Pas vraiment. Pour ne donner qu’un exemple, la loi instituant les 35 heures ne prévoit aucune exception fondée sur l’intérêt du métier. Par ailleurs, ce n’est pas parce qu’un métier est
“passionnant” qu’on ne l’exerce pas “par contrainte”. Un chef d’orchestre doit être à son pupitre prêt à diriger à l’heure prévue pour le concert, qu’il en ait envie ou pas. Et tous les chefs
d’orchestre ne sont pas des rentiers ou des aristocrates, et sont contraints de faire des compromis pour manger.
Les 35 heures s’adressent à l’immense majorité des salariés, qui n’ont pas, quant à eux, la chance de vivre de leur passion.
Mais “l’immense majorité des salariés” aime son métier et la meilleure preuve est qu’ils résistent ongles et dents l’idée de reconversion. J’ai eu à me frotter à une époque à la question de la
reconversion minière. Et bien, alors que les métiers du fond sont parmi les plus pénibles, les plus sales, les plus dangereux qui soient, les anciens mineurs y étaient profondément fiers et
attachés, et vivaient leur transfert vers d’autres tâches comme une déchéance. Le rapport au travail est bien plus complexe que les soixante-huitards attardés ne le pensent, et des métiers que
beaucoup d’intellos jugent “inintéressants” sont au contraire vécus comme passionnants par ceux qui les font. Un boulanger, un mécanicien auto, un technicien de centrale nucléaire peuvent tirer
de leur travail des satisfactions aussi grandes qu’un chef d’orchestre.
Si les notions de “travail aliénant” et de “travail épanouissant” sont théoriquement faciles à comprendre, dans la vie de tous les jours elles deviennent difficiles à séparer.

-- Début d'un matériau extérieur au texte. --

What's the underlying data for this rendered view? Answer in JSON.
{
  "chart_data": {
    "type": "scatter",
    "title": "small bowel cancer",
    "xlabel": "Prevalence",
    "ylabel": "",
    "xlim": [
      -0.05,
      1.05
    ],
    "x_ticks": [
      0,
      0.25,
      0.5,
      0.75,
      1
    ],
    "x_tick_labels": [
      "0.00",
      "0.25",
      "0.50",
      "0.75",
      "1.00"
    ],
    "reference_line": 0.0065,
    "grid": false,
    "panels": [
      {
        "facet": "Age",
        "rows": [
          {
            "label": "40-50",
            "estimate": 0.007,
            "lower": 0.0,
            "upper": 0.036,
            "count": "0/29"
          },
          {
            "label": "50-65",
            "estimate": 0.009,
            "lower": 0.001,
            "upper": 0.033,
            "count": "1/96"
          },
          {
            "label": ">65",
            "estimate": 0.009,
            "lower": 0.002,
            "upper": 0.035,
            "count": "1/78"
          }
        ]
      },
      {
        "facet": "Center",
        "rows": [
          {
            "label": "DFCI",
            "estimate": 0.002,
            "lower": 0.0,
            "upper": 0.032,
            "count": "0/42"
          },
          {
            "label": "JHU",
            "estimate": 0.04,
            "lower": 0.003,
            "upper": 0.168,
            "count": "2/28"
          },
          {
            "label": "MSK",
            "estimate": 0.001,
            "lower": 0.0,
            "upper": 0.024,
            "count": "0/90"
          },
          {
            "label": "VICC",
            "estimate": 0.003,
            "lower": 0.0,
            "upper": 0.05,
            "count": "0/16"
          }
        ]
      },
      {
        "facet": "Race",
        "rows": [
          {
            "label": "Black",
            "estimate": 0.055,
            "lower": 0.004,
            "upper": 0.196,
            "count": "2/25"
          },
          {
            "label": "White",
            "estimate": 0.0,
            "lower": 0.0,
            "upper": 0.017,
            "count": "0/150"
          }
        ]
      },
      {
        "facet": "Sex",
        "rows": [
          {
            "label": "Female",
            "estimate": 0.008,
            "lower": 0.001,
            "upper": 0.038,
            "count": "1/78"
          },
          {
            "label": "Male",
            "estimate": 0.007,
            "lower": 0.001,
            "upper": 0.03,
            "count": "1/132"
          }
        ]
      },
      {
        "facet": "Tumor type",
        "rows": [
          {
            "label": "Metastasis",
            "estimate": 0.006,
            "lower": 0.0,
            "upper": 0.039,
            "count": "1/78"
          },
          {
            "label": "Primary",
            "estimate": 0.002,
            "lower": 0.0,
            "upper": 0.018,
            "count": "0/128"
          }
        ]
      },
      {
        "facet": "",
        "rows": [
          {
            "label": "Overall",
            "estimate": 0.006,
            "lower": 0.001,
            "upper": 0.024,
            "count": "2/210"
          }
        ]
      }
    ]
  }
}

Je pense que la
gauche n’a pas suffisamment réflechi à cette question, et c’est peut-être là la cause de l’échec des 35 heures. On en a fait un dispositif contraignant et général alors que les rapports de
travail sont très différents d’un travail à l’autre, d’un secteur à l’autre. On ne peut pas parler de “travail aliéné” de la même manière dans un hôpital public et dans une entreprise de
nettoyage de bureaux ou de ramassage des ordures.
“A partir de là, la question est moins de réduire le temps de travail que de réduire et suprimer l’aliénation du travail.” Merci de m’indiquer la marche à suivre…
La “marche” est assez évidente: associer les travailleurs à la finalité de leur travail. Un travailleur qui sent qu’il travaille pour le bien de la collectivité ou bien pour gagner beaucoup
d’argent – ce sont les deux formes “d’association” les plus courantes – est généralement bien plus motivé et passionné par son travail que ceux qui ont conscience de se tuer à la tâche pour le
seul bénéfice d’un actionnaire.
La difficulté n’est pas tant de trouver la “marche à suivre”, mais de désarmer les inévitables résistances que cette “marche” rencontre dans son chemin….
Ce n’est pas, en tout cas pas seulement, une idéologie. C’est l’expression d’une réalité, qui découle de la rationalisation des processus de production opérée par le système capitaliste.
Sauf à ce que la “réalité” s’exprime directement, ce qui est très rare, “l’expression d’une réalité” relève toujours d’une interprétation, et donc d’une idéologie. Comme je l’ai montré plus haut,
la “rationnalisation des processus de production” n’aboutit pas nécessairement à une aliénation croissante du travail. Ce fut le cas pendant la première période capitaliste, celle de la
révolution industrielle, mais l’expérience des “trente glorieuses”, ou la croissance massive de la productivité s’est accompagnée d’une montée des qualifications, une amélioration des conditions
de travailet de rémunération montre que ce n’est pas un effet nécessaire du capitalisme.
Si vous me contestiez sur ce point, M. Descartes, je vous mettrais alors au défi, devant l’objectif d’une caméra vidéo, d’aller expliquer aux caissières de votre hypermarché Auchan habituel
qu’elles peuivent trouver l’épanouissement dans leur travail.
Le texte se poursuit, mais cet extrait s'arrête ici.